PROVO A former Brigham Young University football player will have a chance to get felonies wiped from his record if he can stay out of trouble for the next few years.
Matangi Tonga, 19, was sentenced Wednesday in 4th District Court to 36 months of probation and 90 days on the jail's ankle-monitoring system for four third-degree felonies of burglary.
The deal is that if Tonga keeps out of trouble and completes his probation requirements, when he comes before the court again in a year, the state agreed to lower the charges.
"From our standpoint this is an incentive to clean up his act and to continue in his schooling, and perhaps play football in the future, to make something positive (of his life)," said deputy Utah County Attorney Chad Grunander.

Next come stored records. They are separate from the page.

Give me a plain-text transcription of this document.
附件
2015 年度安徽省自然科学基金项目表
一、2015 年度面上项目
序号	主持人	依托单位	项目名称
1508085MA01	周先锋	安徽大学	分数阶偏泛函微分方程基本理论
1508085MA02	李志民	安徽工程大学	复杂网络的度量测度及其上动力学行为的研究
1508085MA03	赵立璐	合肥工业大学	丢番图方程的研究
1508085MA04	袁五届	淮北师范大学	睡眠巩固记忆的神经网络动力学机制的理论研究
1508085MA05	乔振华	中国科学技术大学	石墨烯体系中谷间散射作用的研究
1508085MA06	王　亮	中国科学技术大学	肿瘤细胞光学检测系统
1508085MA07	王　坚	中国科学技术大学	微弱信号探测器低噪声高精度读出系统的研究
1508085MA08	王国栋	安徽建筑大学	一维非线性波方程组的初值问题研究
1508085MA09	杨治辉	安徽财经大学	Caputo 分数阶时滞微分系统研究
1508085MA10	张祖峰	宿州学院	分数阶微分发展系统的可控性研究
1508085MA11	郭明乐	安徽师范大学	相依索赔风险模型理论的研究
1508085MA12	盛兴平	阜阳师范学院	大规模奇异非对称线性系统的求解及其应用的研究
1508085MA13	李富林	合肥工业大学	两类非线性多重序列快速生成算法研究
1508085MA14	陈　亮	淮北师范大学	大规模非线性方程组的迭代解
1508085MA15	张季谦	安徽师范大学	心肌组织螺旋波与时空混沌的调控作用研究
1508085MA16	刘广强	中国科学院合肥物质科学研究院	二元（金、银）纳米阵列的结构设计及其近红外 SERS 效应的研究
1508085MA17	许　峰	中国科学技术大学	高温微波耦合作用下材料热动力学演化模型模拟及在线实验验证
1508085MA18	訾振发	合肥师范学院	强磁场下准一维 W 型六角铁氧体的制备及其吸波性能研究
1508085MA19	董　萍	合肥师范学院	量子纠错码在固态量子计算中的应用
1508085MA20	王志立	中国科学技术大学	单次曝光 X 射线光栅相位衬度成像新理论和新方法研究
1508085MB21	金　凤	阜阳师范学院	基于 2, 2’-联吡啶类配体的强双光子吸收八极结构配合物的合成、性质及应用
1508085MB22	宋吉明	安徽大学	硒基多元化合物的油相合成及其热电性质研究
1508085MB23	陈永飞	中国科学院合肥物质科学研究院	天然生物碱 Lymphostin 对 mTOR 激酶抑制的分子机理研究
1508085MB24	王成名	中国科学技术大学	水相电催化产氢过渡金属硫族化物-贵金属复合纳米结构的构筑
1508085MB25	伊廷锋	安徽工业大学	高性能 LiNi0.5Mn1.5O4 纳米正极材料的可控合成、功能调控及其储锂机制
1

With compliance, the four felonies could become four class A misdemeanors on Tonga's permanent record.
Sometime in August and October of last year, and around January and February of this year, Tonga broke into several apartments around BYU campus and pawed through personal property. He walked off with an iPod, Xbox and a set of speakers, said Grunander.
"Students actually had suspicions that Tonga was involved, so on their own, they went to his dorm and found their property and reported the problem," Grunander said.
Tonga was cooperative with police and admitted what he had done, and was able to return most of the property, Grunander said. However, Judge Lynn Davis left open restitution.
Originally charged with seven felonies, Tonga was willing to work with prosecutors and took a deal in August in which he agreed to plead guilty to four felonies if the state dropped three charges two burglaries and one theft, said defense attorney Danny Frazier.
Tonga, a defensive lineman, played in BYU's 2006 football season as a freshman but was suspended indefinitely from the team in February 2007 for "violating team rules."